2) Inference. Why pay AWS or whoever to run your inference when users have already spent their money on hardware that does it faster (because network latency) and more privately on the devices they already have? iOS 17 already does some AI tuning (FINALLY) on device with auto-correct - expect to see this show up everywhere in iOS and iOS applications.

I don't make many predictions but this one is obvious. I'm convinced the next generations of Apple Silicon and the Apple software ecosystem, developer experience, etc will be the first very real threat to Nvidia. When this really gets going Intel and AMD will be permanently left at the starting line (where they are now) for all but very bespoke use cases and deployments like Frontier[3].

For people who take issue with MacOS look at the progress of Asahi...

Then, once Google/Android catches up things will get REALLY interesting. This is the future and the current grab for Nvidia GPUs and clouds will eventually look like crypto mining - a few great years to be capitalized on when the getting was good.

[0] - https://coremltools.readme.io/docs

[1] - https://coremltools.readme.io/docs/xcode-model-preview-types

[2] - https://www.apple.com/mac-pro/

[3] - https://www.amd.com/en/products/frontier

blackoil · on Aug 30, 2023

> 800GB/s bandwidth memory (192 GB!!!) is very close to the RTX 4090

40xx is not the competition. DGX H100 has 2TB of memory, H100 NVL has 2x4TB bandwidth and are selling as fast as they can be made at any price they ask.
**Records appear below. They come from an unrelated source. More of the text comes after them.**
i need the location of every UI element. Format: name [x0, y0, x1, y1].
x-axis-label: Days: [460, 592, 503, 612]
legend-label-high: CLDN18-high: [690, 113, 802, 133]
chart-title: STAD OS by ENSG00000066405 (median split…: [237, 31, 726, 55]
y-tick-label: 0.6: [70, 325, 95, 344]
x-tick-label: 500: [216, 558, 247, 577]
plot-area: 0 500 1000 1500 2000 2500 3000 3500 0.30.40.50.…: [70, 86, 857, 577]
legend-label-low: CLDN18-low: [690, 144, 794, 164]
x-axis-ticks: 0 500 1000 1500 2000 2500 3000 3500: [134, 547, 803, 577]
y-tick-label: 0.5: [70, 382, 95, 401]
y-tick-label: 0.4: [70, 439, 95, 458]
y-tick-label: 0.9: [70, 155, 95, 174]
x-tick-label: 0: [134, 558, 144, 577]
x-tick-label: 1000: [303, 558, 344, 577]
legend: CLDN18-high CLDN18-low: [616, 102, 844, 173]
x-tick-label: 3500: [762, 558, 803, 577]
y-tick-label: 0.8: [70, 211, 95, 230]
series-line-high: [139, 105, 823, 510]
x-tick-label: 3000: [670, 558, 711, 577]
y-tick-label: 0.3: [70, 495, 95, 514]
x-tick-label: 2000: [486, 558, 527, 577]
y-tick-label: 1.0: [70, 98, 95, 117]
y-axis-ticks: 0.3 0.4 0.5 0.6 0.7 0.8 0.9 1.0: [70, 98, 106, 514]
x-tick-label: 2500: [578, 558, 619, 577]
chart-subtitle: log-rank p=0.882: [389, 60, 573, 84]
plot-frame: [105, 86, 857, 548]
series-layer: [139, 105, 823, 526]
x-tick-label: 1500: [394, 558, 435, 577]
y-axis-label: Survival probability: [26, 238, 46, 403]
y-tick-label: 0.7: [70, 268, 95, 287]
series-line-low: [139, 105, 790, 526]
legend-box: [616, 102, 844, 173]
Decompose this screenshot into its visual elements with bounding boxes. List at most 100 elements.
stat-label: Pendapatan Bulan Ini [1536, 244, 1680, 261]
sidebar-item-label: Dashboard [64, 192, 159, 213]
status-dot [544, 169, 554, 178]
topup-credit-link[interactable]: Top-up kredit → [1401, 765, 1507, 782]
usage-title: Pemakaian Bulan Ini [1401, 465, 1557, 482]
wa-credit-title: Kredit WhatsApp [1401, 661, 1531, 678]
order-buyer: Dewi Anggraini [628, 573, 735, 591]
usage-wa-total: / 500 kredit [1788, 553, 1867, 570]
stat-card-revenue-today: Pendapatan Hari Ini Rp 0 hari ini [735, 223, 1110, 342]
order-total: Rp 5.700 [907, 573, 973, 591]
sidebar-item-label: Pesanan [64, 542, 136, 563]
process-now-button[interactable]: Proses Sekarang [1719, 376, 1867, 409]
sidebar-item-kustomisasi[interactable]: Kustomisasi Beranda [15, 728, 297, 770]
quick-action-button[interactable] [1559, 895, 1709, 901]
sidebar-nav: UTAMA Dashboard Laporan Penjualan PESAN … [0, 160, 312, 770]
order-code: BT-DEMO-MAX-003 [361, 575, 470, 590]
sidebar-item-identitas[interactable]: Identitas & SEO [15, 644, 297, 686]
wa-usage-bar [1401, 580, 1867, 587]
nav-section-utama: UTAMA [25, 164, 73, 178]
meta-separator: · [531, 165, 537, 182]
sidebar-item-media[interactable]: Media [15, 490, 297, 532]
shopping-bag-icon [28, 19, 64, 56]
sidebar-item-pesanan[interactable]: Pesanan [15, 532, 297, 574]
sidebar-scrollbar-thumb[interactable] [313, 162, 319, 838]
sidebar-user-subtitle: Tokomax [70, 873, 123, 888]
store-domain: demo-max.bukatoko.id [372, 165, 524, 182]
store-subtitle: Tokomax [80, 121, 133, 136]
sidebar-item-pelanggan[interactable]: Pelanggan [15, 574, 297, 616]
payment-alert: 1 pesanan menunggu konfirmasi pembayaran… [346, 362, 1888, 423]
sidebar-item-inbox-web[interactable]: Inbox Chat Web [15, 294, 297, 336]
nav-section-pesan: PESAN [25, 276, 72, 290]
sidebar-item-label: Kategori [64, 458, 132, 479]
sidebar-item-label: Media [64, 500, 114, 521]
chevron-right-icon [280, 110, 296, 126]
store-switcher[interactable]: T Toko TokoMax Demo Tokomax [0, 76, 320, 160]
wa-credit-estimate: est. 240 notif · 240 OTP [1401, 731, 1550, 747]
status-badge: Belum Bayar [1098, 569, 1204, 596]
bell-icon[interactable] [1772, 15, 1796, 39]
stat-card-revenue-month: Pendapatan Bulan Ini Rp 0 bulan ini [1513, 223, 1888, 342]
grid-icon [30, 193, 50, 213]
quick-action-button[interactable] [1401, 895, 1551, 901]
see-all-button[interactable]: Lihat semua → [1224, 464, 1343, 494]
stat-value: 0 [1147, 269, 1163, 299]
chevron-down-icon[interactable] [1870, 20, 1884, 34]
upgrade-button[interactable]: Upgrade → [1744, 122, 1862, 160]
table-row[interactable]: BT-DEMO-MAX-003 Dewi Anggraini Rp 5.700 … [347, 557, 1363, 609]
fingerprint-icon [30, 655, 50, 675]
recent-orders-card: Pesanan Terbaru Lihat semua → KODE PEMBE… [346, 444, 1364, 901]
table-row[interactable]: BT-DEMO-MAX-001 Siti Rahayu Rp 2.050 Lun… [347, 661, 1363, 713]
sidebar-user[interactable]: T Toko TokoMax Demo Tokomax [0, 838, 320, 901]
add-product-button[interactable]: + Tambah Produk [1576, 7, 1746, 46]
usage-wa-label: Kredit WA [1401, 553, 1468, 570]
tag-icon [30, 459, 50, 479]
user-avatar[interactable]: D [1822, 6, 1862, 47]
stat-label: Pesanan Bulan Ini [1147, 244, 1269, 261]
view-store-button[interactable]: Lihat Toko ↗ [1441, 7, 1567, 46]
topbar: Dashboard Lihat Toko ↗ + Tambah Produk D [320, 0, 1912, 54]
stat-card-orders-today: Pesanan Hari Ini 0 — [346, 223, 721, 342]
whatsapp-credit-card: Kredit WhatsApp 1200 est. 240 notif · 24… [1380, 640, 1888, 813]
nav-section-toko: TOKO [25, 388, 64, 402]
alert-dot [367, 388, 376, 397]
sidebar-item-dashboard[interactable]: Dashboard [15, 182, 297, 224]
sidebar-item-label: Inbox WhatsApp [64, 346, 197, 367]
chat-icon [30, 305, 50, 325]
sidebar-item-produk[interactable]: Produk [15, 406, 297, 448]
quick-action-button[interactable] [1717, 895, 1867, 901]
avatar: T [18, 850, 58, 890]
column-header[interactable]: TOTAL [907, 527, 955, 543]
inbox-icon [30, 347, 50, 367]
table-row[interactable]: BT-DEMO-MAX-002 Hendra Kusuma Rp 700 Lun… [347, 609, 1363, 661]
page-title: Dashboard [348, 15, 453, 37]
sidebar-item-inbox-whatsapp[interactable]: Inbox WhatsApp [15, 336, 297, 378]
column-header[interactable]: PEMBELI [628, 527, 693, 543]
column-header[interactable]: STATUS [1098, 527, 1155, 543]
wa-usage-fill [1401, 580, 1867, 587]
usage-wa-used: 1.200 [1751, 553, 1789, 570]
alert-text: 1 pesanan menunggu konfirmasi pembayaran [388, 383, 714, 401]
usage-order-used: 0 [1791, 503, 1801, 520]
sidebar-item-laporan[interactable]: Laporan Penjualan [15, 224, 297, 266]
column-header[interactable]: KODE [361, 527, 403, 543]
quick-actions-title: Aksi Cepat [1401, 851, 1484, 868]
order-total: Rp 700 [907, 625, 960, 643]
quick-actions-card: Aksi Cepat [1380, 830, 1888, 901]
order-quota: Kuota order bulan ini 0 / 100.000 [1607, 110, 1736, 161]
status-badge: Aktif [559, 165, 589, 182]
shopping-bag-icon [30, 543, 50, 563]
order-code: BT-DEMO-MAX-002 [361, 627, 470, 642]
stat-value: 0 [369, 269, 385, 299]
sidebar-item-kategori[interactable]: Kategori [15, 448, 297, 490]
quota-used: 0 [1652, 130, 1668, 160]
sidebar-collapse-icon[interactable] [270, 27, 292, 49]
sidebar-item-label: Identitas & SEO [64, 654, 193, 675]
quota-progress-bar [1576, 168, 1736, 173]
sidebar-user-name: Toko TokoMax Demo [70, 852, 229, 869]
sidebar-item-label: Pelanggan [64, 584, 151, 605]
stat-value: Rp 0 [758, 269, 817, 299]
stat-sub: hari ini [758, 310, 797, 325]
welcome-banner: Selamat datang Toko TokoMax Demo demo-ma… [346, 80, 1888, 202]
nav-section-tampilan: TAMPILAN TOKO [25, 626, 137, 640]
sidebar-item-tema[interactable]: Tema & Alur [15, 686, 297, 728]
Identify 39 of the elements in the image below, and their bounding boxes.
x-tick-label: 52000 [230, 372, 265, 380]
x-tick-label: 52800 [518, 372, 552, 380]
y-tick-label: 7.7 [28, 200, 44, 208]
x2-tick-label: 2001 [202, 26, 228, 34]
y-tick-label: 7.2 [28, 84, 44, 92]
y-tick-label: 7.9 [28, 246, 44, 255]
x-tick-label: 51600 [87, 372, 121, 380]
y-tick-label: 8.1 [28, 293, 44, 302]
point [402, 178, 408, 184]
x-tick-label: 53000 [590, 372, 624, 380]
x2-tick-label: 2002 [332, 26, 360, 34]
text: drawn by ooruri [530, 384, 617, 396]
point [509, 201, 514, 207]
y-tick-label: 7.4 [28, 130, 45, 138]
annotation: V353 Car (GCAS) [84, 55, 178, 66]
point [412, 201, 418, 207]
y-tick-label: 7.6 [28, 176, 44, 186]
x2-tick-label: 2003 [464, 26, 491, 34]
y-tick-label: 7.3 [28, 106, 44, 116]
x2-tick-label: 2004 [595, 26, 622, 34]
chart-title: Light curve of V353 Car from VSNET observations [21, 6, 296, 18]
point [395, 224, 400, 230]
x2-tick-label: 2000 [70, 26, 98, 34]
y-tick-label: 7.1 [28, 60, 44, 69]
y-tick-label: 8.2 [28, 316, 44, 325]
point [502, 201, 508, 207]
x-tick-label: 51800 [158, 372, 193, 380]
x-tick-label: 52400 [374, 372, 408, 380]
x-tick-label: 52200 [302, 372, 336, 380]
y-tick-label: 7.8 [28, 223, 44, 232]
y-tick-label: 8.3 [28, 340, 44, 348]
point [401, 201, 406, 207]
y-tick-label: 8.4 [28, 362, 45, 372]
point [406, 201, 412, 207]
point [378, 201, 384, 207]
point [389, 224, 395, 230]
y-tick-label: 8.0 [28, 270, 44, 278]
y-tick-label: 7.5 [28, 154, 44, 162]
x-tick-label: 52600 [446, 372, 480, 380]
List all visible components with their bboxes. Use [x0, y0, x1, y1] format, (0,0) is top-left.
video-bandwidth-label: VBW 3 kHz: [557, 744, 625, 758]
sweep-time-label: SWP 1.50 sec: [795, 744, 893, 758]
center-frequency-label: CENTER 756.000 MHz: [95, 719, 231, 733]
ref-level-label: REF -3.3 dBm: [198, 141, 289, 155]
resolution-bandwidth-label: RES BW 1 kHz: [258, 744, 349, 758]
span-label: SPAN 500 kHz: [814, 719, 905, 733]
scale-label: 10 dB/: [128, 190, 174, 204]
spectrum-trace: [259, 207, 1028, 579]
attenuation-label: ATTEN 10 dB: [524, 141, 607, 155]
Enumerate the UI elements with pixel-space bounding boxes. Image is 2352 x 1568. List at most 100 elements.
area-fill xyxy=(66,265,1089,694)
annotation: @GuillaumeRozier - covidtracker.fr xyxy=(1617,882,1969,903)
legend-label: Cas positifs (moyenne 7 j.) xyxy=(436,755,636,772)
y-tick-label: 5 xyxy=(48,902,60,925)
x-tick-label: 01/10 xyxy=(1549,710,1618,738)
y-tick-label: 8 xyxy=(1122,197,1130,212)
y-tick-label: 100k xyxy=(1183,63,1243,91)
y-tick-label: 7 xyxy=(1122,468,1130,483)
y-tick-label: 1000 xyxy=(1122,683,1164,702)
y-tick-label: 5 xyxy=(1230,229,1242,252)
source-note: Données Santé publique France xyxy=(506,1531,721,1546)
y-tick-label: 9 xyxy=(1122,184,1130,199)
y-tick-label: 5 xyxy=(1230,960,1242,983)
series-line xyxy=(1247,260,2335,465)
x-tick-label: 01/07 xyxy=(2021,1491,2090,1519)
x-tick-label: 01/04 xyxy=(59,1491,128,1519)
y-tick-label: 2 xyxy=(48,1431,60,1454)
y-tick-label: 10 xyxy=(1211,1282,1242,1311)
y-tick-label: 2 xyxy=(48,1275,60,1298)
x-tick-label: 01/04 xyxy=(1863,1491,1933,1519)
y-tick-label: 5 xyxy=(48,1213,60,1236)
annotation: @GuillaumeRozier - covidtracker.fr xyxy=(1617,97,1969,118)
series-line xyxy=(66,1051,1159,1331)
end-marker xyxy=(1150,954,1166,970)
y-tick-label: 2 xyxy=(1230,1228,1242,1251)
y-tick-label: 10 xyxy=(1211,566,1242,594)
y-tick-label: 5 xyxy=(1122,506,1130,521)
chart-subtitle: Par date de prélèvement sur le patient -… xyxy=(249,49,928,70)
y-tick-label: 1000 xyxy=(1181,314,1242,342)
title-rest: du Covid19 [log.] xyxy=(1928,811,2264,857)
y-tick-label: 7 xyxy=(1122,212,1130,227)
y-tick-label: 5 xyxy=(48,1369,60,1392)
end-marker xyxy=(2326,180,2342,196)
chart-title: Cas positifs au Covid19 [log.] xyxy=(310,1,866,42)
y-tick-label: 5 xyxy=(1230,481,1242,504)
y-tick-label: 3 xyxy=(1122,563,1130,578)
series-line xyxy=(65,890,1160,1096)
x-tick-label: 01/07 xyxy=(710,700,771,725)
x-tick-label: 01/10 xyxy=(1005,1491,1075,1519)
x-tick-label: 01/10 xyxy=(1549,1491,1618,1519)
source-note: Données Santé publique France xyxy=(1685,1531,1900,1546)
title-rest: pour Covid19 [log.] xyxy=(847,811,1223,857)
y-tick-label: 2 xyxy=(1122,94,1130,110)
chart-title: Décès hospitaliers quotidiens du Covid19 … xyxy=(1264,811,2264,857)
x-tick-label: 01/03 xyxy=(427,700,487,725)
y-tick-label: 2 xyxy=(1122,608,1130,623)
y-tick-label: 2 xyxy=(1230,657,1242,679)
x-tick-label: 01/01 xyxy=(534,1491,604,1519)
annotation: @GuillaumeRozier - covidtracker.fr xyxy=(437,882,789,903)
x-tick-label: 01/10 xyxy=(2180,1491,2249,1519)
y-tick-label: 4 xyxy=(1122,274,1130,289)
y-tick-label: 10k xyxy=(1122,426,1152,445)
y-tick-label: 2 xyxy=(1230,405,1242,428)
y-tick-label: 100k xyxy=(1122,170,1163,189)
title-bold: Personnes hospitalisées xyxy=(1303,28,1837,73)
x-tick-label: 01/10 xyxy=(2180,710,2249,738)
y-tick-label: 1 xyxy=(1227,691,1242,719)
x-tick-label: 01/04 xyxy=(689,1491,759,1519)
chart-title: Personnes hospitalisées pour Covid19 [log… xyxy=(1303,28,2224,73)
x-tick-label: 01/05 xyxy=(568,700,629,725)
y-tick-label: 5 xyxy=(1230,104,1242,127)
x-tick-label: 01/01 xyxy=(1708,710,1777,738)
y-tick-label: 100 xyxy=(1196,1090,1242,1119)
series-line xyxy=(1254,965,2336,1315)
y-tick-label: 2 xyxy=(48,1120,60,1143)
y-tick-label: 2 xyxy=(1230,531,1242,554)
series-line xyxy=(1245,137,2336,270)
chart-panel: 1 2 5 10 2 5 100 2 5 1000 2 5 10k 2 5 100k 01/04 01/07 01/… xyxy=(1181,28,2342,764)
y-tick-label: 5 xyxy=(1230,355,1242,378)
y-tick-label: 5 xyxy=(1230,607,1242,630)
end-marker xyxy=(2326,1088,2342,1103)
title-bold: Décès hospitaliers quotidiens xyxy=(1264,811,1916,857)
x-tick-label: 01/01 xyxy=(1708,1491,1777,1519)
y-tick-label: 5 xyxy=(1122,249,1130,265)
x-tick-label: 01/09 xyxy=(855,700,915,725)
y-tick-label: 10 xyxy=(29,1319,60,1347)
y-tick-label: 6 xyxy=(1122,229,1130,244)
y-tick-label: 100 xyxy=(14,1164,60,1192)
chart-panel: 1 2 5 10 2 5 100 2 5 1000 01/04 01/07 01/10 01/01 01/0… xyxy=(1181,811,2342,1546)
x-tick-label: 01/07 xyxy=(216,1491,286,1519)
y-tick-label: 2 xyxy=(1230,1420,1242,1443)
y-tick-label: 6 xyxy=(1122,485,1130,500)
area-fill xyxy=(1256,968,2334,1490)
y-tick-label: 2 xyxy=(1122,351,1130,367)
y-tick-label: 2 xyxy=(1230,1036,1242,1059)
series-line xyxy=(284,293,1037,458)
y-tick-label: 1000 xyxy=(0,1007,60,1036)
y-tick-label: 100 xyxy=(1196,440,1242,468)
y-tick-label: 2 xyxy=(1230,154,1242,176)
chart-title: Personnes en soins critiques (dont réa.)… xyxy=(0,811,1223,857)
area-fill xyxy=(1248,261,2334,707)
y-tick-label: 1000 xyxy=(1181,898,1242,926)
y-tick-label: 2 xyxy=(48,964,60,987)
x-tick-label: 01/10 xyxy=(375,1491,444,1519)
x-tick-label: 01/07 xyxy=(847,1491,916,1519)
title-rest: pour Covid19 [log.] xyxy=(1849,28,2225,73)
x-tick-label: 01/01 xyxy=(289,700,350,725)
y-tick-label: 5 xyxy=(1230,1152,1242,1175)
kkielhofner · on Aug 30, 2023

I quoted the 4090 because this is the Mac Pro on the second gen of Apple Silicon in a desktop/workstation. In a few years Apple has nearly caught up to the flagship desktop GPU from Nvidia - who has been at this former niche for 15 years. 192GB is already enough RAM to finetune very large LLMs and we will be seeing more memory from Apple down the road.

192GB is 4 RTX A6000s or 2 A100/H110s ($20k just in GPUs)... A completely maxed out Mac Pro (with wheels and fancy mouse) is under $13k. Oh yeah and you can actually buy them.

The M3, M4, and beyond will have TFLOPS and RAM jumping by leaps and bounds. CoreML will start chipping at CUDA developer mindshare from academia on up - you can already run LLMs at more than reasonable speed on a $2000 Mac Book you already have laying around. Expect to see Mac Pros showing up in AI labs at universities and course work where every student just buys a Mac. Of course at this level it's mostly higher level frameworks anyway so transferrable knowledge to CUDA powered whatever.

As I noted, the big stuff from Nvidia will own the very high end (especially for training) for the foreseeable future and there's plenty of money to be made there as you noted.

But Apple is going to take big chunks out of Nvidia on the hardware side and a host of startups from the software/SaaS side. For hardware less demand on the low-mid side and less demand on the inference hosting side even for the big players.

For software leveraging foundational Apple models, dev tools, etc will make it so that any app developer can drop data in Xcode to tune/build a model for their app. Apps will be able to further finetune with user data on device.

See the links I provided - this is here (in beta) today.